Nesta quarta temporada Mr. White começou a esgotar sua quota de riscos sem retorno. Numa cena absolutamente genial de um dos episódios finais ele está literalmente enterrado vivo, nas fundações da casa que um dia dividiu com sua familia, berrando, soluçando e rindo ao mesmo tempo, num ataque de  lucidez instantânea, vendo afinal tudo o que andou fazendo nos últimos anos.

Mas esta quarta temporada não foi apenas sobre como o personagem de Bryan Cranston administrou suas escolhas _ ela também é sobre Jesse, Skyler, Gus Fring (esta foi a temporada para Giancarlo Esposito brilhar). Opções são um bordado, cada uma é um ponto sustentando outro.  O que vimos, com a estranha alegria que os anti-heróis nos dão, foram 13 episódios em direção do inevitável.

 

Para um personagem (em parte verdadeiro) dos anos 1920, Nucky Thompson é uma figura extremamente contemporânea. E, com certeza, muito conhecida de todos nós: o político corrupto até os ossos, cujas tramóias municipais, estaduais e federais constroem um pequeno império pessoal, sustentado por clientelismo, assistencialismo e trocas de favores.

Na excepcional Boardwalk Empire, da HBO, Nucky tem duas poderosas atenuantes: todo mundo à sua volta é pior que ele; e quem o encarna é Steve Buscemi, capaz de revestir de humanidade e simpatia o mais asqueroso dos bandidos.

E Nucky não é um bandido banal, por isso nos importamos com ele: ele é um homem com fino faro para oportunidades, capaz de tirar o proverbial leite das pedras. E tem um mundo interior complexo, capaz igualmente de grande generosidade e frieza cirúrgica.

Nesta segunda temporada, iniciada dia 25 de setembro nos EUA, nosso anti-herói começa a enfrentar o outro lado de sua ascensão: todas aquelas pessoas que ele deixou tombadas às margens de suas vitórias e negociatas. Jimmy, o afilhado (Michael Pitt) reaproximou-se do pai, o Comodoro (Dabney Coleman) que se recusa a morrer; Eli, o irmão (Shea Whigman) está cansado de comer as sobras de sua mesa. Novas alianças são forjadas, o império parece pronto para ser dividido.

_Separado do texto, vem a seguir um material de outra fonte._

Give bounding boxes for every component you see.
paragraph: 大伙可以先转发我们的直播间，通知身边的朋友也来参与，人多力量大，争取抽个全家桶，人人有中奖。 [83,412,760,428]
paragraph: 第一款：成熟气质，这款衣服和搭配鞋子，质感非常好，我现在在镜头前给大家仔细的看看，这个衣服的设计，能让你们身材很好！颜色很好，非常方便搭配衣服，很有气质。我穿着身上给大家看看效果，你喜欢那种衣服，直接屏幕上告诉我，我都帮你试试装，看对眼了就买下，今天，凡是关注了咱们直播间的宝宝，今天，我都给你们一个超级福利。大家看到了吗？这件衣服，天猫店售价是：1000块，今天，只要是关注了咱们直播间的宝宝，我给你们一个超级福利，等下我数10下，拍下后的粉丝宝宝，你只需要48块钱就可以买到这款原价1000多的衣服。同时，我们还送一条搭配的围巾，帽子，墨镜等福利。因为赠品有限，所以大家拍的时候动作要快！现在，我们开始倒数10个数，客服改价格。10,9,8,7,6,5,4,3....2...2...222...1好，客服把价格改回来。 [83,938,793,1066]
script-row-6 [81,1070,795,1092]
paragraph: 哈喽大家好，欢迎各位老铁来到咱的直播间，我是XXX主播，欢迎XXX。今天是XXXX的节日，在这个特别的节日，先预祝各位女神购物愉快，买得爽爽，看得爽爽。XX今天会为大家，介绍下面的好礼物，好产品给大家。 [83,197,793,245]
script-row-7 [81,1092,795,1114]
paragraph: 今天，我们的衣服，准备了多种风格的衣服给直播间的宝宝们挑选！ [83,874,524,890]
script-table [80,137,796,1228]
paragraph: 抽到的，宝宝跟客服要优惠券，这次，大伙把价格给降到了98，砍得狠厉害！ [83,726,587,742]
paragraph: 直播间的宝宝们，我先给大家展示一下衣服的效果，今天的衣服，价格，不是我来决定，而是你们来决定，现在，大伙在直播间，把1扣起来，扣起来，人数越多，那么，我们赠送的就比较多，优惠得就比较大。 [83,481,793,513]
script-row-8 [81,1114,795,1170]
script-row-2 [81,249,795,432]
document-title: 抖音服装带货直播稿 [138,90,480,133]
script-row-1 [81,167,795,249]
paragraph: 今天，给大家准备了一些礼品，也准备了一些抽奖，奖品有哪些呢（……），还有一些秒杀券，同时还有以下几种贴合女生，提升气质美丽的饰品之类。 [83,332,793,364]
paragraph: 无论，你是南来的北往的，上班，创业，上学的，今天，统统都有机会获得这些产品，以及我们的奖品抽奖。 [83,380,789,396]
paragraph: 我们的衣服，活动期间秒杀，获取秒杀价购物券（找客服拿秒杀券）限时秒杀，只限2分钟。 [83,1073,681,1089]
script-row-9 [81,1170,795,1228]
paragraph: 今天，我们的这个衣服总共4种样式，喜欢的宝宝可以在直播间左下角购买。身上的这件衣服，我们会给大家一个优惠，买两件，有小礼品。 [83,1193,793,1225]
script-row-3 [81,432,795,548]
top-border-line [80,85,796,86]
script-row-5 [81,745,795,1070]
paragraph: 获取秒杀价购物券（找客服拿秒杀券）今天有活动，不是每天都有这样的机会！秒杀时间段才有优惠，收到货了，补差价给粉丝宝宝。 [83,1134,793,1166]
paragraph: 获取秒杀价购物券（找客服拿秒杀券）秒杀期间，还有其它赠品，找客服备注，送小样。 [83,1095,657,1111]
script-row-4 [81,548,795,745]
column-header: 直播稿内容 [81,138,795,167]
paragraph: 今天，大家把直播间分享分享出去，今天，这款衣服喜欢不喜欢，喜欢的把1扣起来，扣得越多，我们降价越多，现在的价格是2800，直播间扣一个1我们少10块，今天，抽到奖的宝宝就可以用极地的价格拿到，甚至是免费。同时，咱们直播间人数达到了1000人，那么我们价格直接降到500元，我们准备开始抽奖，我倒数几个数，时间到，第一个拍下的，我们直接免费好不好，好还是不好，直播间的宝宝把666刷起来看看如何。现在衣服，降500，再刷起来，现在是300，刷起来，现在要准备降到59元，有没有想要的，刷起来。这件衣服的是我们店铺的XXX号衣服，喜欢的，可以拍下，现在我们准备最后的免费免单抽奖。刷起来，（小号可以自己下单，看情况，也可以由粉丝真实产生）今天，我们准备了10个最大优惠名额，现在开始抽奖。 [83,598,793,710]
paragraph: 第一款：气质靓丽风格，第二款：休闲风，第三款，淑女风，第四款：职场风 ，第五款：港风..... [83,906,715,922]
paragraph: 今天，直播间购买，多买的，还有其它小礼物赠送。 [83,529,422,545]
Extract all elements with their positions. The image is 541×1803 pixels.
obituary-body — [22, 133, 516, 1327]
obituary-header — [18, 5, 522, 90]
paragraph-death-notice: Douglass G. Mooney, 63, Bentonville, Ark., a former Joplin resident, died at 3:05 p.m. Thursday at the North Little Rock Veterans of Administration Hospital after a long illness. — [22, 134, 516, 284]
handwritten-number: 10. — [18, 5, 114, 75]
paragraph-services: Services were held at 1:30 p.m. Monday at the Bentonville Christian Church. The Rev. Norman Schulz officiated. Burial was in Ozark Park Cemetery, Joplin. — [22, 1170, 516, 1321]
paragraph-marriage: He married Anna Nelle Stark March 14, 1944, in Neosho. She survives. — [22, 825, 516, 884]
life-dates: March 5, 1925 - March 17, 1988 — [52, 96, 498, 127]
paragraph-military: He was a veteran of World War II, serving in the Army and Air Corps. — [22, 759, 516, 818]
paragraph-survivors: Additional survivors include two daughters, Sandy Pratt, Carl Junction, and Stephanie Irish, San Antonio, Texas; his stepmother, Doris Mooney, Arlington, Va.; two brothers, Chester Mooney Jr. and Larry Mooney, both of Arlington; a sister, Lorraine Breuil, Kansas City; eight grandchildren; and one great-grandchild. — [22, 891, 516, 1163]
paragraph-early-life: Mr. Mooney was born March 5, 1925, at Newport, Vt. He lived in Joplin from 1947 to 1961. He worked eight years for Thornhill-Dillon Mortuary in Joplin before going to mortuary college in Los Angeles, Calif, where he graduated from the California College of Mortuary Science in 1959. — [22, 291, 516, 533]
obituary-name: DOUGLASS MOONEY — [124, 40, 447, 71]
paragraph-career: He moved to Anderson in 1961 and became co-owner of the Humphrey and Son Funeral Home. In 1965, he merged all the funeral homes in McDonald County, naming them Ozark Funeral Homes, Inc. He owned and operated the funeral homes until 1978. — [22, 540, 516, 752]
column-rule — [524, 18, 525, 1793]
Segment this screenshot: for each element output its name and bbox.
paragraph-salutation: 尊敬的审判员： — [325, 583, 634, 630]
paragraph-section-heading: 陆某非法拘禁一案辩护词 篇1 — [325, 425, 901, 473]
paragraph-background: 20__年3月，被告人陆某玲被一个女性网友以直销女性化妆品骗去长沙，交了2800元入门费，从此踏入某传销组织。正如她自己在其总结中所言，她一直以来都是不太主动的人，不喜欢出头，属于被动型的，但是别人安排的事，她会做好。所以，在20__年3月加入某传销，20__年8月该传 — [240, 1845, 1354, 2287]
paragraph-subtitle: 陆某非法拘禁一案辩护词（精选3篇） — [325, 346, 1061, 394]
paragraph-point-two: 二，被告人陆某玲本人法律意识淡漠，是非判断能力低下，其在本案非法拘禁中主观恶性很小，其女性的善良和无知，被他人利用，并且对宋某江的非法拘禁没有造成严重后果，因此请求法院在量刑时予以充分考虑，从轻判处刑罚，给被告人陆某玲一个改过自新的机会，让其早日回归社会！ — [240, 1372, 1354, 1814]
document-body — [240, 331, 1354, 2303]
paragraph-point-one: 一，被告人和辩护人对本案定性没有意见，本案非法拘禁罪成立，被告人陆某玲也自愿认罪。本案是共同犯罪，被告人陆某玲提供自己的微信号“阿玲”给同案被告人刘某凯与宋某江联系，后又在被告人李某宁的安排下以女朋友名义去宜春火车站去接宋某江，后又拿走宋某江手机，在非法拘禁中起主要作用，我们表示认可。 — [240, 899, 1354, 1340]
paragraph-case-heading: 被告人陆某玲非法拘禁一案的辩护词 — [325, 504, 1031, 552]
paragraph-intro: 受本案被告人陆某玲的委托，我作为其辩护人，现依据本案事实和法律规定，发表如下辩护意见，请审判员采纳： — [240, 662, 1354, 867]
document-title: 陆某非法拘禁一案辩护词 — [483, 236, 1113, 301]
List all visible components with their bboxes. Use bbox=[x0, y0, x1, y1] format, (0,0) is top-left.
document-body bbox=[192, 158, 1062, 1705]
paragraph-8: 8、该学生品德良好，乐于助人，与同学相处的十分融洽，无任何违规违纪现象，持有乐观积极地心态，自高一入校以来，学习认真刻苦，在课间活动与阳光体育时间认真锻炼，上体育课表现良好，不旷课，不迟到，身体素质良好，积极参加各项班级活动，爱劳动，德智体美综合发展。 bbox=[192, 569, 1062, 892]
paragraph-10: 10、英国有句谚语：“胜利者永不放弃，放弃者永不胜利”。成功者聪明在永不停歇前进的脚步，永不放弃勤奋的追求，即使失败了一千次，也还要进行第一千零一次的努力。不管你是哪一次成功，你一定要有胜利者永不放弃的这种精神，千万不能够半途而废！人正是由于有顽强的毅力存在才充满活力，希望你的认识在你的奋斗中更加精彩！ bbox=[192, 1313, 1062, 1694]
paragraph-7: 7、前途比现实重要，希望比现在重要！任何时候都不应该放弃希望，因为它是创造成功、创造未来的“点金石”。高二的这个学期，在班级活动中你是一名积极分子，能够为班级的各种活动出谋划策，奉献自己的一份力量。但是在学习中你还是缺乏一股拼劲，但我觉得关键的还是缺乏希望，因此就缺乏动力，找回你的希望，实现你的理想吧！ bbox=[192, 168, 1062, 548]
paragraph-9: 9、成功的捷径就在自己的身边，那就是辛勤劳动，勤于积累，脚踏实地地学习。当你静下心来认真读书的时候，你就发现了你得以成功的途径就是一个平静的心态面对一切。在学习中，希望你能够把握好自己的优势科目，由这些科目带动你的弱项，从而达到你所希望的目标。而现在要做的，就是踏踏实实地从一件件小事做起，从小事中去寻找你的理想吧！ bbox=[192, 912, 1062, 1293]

O grande personagem secundário da segunda Boardwalk Empire é, sem dúvida, Chalky White (Michael Kenneth Williams), o elegante gangster negro que é, na verdade, a imagem no espelho de Nucky e, possivelmente, seu mais fiel aliado. Há um confronto na cadeia de Atlantic City, primeiro entre Nucky e Chalky e, logo a seguir, entre Chalky e um bandidinho rasteiro, que dá vontade de levantar e aplaudir: perfeição de roteiro, direção, interpretação.

Ser bandido, na América dos anos 1920, quando tudo é proibido e, portanto, as oportunidades são infinitas, não é para qualquer um: só para quem tem calma, inteligência e classe.